Regardless, the outcome gave the Braves new life by evening the best-of-five series. The prevailing descriptive title of Monday’s game is The Salvation.
The Catch
And The Double Play
As a high school player in nearby Stockbridge, centerfielder Michael Harris II grew up a Braves fan. The 2022 NL Rookie of the Year fulfilled a possible childhood dream by making a huge play to secure a victory for the home team.
THAT JUST HAPPENED.#AsOneATL pic.twitter.com/Ro4UHPvCOs
— Atlanta Braves (@Braves) October 10, 2023
The Braves were clinging to a one-run lead after erasing a four-run deficit. With one out in the ninth, the Phillies’ Bryce Harper walked, and Nick Castellanos launched a drive into the right-center field gap. Harper was on the move, representing the potential tying run.
Harris tracked down the ball. His leaping catch against the center-field fence was the second out of the ninth inning.
He threw the ball back into the infield, which skipped past shortstop Orlando Arcia and wound up in the glove of third baseman Austin Riley. Harper had already rounded second base and was racing to return to first.
Riley, who was backing up the play, threw the ball to first baseman Matt Olson for a game-ending double play that beat Harper by a step.
Harris said after the game that he didn’t see Harper. He saw a bunch of white jerseys and fired the ball back into the infield. He saw the scene unfold and joined the record crowd 43,898 at Truist Park in jubilation.
The Comeback
A few innings earlier, the outlook was bleak. The Braves had been shut out through the first 15 innings of the NLDS, losing Game 1, 3-0. The Phillies’ Zack Wheeler had no-hit the Braves through 5 2/3 innings of Game 2.
- Ozzie Albies broke up the no-hitter in the sixth inning with a two-out single to right. Ronald Acuña Jr., who had walked, went from first to third and then raced home as the throw got away from Phillies shortstop Trea Turner.
- In the seventh, Olson singled, and Travis d’Arnaud delivered a two-run home run to left that cut the lead to 4-3.
- In the eighth, Acuña was hit by a pitch and moved to second on a ground out by Albies. Riley had worked a count full and then homered to give Atlanta its first lead of the series.

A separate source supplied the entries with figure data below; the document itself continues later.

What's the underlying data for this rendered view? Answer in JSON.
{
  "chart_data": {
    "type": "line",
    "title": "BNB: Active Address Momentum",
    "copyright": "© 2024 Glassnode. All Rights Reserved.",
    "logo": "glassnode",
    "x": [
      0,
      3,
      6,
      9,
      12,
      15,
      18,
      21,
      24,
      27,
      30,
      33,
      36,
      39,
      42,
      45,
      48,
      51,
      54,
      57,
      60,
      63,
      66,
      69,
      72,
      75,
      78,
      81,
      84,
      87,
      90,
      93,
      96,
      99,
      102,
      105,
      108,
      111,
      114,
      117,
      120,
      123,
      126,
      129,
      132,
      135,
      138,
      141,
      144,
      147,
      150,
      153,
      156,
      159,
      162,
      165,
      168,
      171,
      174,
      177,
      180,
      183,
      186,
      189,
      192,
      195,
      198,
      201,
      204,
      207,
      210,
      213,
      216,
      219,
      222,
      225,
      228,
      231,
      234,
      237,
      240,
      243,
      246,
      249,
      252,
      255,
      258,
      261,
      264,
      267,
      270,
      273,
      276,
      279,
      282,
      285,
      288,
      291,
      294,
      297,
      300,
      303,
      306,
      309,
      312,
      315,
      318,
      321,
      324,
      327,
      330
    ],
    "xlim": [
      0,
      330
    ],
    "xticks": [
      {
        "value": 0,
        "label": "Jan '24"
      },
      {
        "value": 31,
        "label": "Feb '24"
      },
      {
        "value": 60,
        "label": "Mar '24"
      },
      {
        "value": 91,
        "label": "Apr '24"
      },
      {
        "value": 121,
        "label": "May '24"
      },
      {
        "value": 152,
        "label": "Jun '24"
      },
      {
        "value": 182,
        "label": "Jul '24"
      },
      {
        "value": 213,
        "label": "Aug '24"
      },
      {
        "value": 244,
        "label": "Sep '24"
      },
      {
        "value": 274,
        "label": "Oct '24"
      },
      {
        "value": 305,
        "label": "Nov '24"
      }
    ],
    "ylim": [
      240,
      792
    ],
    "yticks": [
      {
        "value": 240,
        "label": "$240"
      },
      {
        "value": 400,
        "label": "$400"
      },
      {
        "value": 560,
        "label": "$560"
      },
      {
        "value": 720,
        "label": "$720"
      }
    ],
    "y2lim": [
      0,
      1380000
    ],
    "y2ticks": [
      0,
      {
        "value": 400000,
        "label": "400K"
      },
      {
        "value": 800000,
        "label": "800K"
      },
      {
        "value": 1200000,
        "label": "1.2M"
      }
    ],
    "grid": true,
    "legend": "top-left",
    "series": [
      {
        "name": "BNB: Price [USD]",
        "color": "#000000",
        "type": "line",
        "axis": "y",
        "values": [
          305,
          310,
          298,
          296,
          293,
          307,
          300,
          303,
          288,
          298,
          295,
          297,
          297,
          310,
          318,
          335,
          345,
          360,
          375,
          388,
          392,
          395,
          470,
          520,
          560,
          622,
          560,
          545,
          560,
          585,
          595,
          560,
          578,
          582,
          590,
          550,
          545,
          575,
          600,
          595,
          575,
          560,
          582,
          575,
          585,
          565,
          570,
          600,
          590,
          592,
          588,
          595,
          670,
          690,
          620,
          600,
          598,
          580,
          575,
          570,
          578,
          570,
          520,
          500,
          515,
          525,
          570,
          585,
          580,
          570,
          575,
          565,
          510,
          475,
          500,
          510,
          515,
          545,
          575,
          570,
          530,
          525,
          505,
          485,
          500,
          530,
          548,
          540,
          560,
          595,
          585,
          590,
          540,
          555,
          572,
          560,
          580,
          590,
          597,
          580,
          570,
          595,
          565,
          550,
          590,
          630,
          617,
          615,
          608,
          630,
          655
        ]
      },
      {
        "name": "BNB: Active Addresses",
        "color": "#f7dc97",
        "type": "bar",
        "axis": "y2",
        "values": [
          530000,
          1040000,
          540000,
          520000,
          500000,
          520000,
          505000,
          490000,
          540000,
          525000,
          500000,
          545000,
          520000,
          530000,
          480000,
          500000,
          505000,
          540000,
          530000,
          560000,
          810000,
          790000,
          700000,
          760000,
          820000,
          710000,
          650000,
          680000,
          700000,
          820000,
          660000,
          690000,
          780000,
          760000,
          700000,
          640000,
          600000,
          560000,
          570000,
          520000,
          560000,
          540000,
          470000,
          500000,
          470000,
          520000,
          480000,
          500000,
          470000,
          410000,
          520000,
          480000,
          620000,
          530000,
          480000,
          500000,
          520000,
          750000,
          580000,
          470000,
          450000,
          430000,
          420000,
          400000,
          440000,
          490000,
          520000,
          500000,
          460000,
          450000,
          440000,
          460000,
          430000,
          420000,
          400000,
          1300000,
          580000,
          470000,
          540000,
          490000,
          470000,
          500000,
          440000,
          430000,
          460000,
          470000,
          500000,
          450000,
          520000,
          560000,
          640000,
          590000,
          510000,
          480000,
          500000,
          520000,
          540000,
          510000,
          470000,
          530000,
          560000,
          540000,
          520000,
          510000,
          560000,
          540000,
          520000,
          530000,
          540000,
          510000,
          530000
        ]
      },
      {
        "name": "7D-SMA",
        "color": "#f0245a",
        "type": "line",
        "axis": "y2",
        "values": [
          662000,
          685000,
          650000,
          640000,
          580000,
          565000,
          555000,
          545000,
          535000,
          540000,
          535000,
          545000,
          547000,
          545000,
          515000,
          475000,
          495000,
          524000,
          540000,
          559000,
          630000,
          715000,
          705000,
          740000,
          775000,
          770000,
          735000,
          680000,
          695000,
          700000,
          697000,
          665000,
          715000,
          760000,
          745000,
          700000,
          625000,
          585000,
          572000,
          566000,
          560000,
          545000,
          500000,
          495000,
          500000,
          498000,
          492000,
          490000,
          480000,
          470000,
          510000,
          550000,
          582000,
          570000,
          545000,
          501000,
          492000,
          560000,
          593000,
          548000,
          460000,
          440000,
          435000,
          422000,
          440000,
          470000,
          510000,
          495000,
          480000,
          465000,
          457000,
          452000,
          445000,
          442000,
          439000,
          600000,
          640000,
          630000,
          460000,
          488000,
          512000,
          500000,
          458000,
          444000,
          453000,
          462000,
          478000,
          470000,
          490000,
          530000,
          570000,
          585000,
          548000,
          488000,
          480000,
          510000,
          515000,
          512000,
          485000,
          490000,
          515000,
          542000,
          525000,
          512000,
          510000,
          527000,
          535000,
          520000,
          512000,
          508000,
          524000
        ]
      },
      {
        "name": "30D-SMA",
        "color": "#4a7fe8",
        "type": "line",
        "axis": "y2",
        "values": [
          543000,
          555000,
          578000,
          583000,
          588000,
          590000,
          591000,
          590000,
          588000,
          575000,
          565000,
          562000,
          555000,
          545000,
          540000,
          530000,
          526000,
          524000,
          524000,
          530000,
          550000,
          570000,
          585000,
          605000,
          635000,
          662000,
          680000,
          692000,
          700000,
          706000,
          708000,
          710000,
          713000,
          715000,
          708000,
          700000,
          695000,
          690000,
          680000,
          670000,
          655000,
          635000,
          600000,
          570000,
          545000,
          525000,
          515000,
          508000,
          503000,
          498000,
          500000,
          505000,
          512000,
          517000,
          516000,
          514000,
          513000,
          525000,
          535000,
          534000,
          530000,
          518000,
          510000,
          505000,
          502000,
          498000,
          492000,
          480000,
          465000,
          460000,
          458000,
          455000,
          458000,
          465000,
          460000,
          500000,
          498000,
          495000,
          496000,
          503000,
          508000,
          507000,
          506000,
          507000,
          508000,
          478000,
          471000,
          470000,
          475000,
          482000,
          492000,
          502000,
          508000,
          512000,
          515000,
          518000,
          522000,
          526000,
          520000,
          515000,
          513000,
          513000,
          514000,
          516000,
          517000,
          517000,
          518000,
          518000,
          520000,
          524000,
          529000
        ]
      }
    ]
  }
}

- The Braves’ bullpen kept them in the game in relief of starter Max Fried, who exited after just four innings. Fried did not have a blister problem but had given up three runs and struggled with control. Of Fried’s 95 pitches, only 51 were strikes.
- Kirby Yates allowed an unearned run in the fifth. Joe Jimenez and Pierce Johnson kept the Phillies off the board in the sixth and seventh centuries. A.J. Minter worked a scoreless eighth, walked Harper in the ninth, and gave way to closer Raisel Iglesias, who got J.T. Realmuto to fly out harmlessly to Harris in center for the first out before the game-ending fly/double play.
The Salvation
The result has turned this NLDS into a best-of-three series, with two games in Philadelphia’s Citizens Bank Park. In 2022, these two teams split in Atlanta, and when the series shifted to Philadelphia, the Phillies took over and won the next two games.
Game 3 is Wednesday.
Right-hander Bryce Elder is the Braves’ presumptive starter. During his first entire MLB season, Elder went 12-4 with a 3.81 ERA, 63 walks, and 128 strikeouts in 174 2/3 innings.
The Phillies counter with right-hander Aaron Nola, who pitched seven scoreless innings against Miami in Game 2 of the NL Wild Card Series last week.